The Lady Eagles have managed to compile a winning record in six of the previous seven seasons and the outlook for 2021 is bright as all five starters return from last year’s team.
Leading the way will be the Southern Eight Conference’s defensive player of the year Asia Smith. Smith was also an Oil Field Conference selection.
Lexie Streeter returns and will provide some offensive punch for the Lady Eagles. She was a Southern Eight Conference all-conference pick last season.
“Streeter and Smith are going to be key aspects in our program,” said Baxter of the two top scorers for the Lady Eagles a year ago.

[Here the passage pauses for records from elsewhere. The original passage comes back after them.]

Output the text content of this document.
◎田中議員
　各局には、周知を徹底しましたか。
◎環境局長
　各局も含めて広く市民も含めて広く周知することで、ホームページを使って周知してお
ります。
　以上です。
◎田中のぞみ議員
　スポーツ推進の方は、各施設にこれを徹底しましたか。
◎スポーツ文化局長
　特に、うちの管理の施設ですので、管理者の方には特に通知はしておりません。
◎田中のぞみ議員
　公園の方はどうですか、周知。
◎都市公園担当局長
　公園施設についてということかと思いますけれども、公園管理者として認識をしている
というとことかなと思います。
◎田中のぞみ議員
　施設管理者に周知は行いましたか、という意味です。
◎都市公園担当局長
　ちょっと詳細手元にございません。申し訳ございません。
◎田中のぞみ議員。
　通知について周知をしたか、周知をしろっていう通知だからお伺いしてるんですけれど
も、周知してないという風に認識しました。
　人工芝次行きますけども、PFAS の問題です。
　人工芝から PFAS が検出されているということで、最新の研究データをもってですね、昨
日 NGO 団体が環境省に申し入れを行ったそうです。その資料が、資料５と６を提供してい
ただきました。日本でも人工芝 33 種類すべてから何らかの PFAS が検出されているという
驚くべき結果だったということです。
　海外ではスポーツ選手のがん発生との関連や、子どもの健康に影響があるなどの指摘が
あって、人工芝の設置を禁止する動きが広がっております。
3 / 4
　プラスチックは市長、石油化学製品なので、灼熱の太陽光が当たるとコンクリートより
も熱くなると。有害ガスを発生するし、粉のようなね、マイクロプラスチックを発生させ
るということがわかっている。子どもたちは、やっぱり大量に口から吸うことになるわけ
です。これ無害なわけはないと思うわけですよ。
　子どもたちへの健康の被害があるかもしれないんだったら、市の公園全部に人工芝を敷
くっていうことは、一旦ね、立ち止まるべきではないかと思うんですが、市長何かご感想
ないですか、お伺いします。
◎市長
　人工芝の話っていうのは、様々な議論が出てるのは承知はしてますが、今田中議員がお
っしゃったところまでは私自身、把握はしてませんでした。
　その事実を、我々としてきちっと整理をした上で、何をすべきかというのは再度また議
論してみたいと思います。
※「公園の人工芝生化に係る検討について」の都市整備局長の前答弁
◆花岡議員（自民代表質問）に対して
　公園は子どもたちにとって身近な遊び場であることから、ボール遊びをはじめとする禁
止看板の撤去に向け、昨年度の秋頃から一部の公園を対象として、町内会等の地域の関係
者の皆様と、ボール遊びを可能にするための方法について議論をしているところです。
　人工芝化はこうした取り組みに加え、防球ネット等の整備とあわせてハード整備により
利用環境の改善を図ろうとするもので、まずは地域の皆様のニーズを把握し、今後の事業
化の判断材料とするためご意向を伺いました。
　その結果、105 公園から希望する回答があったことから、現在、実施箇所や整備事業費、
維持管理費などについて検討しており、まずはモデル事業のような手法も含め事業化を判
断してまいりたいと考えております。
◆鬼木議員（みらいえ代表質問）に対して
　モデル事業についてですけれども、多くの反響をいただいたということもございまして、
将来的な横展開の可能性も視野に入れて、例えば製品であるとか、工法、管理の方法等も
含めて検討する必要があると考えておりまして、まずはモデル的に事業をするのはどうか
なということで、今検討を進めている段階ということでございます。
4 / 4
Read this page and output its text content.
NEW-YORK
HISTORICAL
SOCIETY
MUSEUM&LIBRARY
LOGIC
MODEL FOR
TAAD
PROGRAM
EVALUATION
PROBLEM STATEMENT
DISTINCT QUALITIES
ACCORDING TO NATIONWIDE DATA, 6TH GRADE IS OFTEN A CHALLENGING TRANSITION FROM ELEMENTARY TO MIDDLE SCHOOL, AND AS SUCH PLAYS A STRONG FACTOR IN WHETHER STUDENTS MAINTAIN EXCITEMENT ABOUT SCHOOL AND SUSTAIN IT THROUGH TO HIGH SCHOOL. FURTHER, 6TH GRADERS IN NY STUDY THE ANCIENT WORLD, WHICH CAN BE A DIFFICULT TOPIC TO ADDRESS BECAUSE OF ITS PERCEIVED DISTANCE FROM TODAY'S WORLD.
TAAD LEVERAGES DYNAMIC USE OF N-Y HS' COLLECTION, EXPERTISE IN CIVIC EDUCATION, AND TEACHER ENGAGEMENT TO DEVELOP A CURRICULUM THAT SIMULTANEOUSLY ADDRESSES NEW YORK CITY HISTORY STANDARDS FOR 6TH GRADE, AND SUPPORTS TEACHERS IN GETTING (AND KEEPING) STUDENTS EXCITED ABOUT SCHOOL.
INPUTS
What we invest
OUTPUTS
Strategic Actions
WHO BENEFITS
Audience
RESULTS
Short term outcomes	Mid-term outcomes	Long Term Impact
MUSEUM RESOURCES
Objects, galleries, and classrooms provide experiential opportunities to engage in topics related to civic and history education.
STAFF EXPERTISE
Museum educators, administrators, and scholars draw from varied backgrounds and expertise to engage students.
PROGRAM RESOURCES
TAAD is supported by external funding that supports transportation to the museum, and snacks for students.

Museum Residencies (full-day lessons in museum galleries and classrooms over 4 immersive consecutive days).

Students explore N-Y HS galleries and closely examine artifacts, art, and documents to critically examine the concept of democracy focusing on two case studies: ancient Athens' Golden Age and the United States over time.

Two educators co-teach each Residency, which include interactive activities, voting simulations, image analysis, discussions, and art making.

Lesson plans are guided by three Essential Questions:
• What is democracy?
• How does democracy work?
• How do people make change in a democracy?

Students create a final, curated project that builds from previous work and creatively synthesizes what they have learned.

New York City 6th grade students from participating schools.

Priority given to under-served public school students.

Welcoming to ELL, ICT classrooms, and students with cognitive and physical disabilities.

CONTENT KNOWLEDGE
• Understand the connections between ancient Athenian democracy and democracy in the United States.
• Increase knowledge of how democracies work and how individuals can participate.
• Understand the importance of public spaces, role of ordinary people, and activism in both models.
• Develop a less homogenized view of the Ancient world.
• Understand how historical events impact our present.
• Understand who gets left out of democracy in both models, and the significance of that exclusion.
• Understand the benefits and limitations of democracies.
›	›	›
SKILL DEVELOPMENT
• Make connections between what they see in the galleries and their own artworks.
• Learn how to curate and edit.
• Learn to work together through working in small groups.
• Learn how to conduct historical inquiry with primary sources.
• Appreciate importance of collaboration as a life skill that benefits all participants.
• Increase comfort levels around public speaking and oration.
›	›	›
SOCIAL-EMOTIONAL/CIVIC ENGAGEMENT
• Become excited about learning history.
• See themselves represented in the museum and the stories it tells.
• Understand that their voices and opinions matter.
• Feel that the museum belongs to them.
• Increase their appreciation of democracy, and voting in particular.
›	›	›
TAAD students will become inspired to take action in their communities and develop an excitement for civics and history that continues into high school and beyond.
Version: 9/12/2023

Tallin Mora, Gracie Walling and Faith Roberson are the other three returning starters for the Lady Eagles.
Roberson will be manning the point for the Lady Eagles.
“Faith has been doing an excellent job heading our offense,” added Baxter.
Mora, Liberti Simmons and Aubree Showalter will provide the Lady Eagles with offense from the outside, which will help open up the inside for Walling, Cassidy Berry and Alana Lewis.
Depth will be one of the strengths for the Lady Eagles.
“Backing those girls will be a bench of players ready and able to help as well,” Baxter noted.
“We have so much talent and potential building off of the last few years of success,” Baxter said. “We are just excited to go compete hard every chance we get.”
The Lady Eagles should be the favorite in the Southern Eight Conference, but will have to contend with Class A’s 10th-ranked Velma-Alma Lady Comets for the Oil Field Conference title.
The Lady Eagles hope to contend for a district title – something that has eluded Waurika’s girls’ squads since 2017.
Waurika Basketball Schedule
8: at Geronimo; 10-12: at Chattanooga Tournament; 15: at Velma-Alma; 17: Grandfield; 18: at Big Pasture.
5: Wilson; 7-9: Black Diamond Tournament at Rush Springs; 12: at Ringling; 15: Empire; 18-23: Stephens County Tournament at Marlow; 26: Healdton; 29: Walters.
2: at Central High; 9: Elmore City-Pernell; 12-13: District Tournament.